Viacom Struggles with Paramount+ and Nickelodeon While Disney Pulls Away


For the past many months, it had looked like The Walt Disney Company’s Disney+ streaming service might run into serious competition as other services caught up. Now, heading into the summer of 2021, it’s increasingly apparent that Disney and Netflix are the two juggernauts, and everyone else is catching scraps. While Netflix continues to hold a tremendous lead over Disney+, the falloff until the next tier of streaming services is massive, and Viacom’s Paramount+ — which could have been Disney’s biggest competition — is floundering.

Consider that Paramount+ is available at the low, low price of just $5.00 a month, and it’s easy to see how consumers could easily pick up the service. Yet for Q2 of their fiscal year, the subscription combined with Viacom’s Showtime streaming service for only an additional 6 million subscribers. Essentially, Paramount+ has roughly one-third of Disney+ consumers.

Image Courtesy: Tech Crunch

A bigger hole is forming for Viacom, however. Whereas Paramount+ is growing slowly, their children’s programming platform, Nickelodeon, is imploding. That’s not an overstatement.

Since July of 2017, Nickelodeon’s viewership has dropped from 1.3 million average viewers per week to a June of 2021 average of only 372,000. In only four years, Nickelodeon has dropped more than two thirds of its audience. That is catastrophically bad for the cable channel, but with cable on the way out, maybe it’s not so bad? The catch here is that it is, in fact, that bad and perhaps worse, simply because Nickelodeon seems to be the primary driving force behind new subscribers to Paramount+.

ViacomCBS’ says its original programming, content from cable brands and Paramount movies drove “almost half” of Paramount+ subscriber engagement. And globally, Nickelodeon programming was an even more “significant” factor in signups and engagement. —

It’s thus easy to see why Viacom is leaning so heavily into older Nickelodeon content. Perhaps hoping to capitalize on what once worked versus what is rapidly losing audience, the company has resurrected Rugrats and iCarly (among other shows) to try to drive nostalgic fans to the service. But there are signs that Viacom has not learned any lessons and is retrofitting these old shows with the same principles that have resulted in Nickelodeon’s huge loss in ratings. Even with a show about infants, much of the headlines have been about a retconned, now-lesbian character; whatever your thoughts on that issue, it’s hard to see how a children’s show about infants is best served in advertising when the news is all about sexuality.

Nickelodeon’s latest fiasco was a Pride Month video that you can see above. Featuring a drag queen singing to prepubescents, the YouTube version was downvoted to such a degree that they’ve now hidden the ratio.
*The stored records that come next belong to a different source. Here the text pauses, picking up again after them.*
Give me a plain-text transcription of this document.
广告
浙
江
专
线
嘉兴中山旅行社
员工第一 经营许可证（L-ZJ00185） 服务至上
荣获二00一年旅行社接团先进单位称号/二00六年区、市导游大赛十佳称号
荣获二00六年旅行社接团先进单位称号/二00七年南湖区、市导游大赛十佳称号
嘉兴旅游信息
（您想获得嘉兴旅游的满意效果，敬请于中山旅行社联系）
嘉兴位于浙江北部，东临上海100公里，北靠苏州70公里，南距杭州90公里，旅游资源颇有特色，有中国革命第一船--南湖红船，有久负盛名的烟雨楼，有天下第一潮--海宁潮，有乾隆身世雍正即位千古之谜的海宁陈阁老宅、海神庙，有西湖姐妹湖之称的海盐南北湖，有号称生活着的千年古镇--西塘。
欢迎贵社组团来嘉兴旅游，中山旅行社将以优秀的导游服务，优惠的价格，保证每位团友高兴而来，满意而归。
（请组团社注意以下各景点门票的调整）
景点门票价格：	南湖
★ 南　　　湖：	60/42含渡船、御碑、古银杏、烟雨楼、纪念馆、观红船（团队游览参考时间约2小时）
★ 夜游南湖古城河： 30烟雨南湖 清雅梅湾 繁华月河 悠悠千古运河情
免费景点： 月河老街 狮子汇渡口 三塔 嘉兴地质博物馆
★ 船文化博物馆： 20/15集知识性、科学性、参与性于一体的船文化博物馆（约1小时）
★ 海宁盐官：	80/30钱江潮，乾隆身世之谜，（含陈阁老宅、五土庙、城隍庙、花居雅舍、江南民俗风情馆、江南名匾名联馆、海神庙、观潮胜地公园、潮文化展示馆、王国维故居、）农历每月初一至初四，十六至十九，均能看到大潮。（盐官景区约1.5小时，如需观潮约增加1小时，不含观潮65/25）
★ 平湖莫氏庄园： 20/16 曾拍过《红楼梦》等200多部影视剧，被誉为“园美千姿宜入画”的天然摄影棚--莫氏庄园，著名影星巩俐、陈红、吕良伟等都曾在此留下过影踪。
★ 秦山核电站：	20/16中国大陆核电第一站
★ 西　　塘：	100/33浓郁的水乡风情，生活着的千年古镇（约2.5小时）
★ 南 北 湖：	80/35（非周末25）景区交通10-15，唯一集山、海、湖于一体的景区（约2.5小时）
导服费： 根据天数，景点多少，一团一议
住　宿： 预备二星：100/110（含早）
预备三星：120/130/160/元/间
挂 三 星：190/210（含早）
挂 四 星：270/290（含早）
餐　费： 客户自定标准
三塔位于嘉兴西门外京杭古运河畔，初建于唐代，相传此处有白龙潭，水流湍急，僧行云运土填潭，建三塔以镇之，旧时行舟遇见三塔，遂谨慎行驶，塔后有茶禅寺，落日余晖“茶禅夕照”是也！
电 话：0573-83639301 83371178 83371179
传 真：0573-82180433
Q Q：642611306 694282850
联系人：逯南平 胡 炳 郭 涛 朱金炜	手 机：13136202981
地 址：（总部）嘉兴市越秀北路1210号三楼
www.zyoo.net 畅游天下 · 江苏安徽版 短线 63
It’s one thing to take a position on issues of sexuality, it’s another entirely to propagandize those issues for young children. Switch that song to any topic for which you disagree and see if would approve your children watching it.

Meanwhile, Disney has also struggled as of late with growing their streaming service, but for different reasons. One of the hard lessons for major corporations getting into streaming is that there are new positives and negatives that must be navigated. Yes, it’s great to have that constant revenue flow. No, it’s not fun to have all your content harmed when one mistake is make within a single studio. Case in point, Disney suffered mightily after screwing up their Gina Carano situation. It wasn’t just Star Wars that was harmed – subscribers jettisoned the whole service.

Gina Carano at Star Wars the Mandalorian event

But for Disney, the news is relatively good going into their third quarter. While we expect Disney to continue to fall below internal expectations, our own analysis of data is showing their new series Loki to be formidable. Already the show has generated more interest than Wandavision’s opening, and the overall reviews for the premiere are tremendous. The show has avoided the controversies that many new content additions seem eager to garner, and the story itself appears timeless. That doesn’t mean Loki will be fantastic, or end in a way that buoys Disney+ subscription numbers, but it’s a great start for the new show.

Shows like Loki are why Disney+ might just be able to keep services like Paramount+ far at bay. For all the criticisms at Disney over their handling of social issues, at least they’re doing better than Viacom. There’s still the major issue of China for Disney in a way that Viacom doesn’t have to navigate, but it’s difficult to forecast how that will all progress. Now we’ll just have to wait and see if Viacom will follow Disney’s suit in deleting their cable channels over the next year. For Nickelodeon, it might actually be time to bury the slime.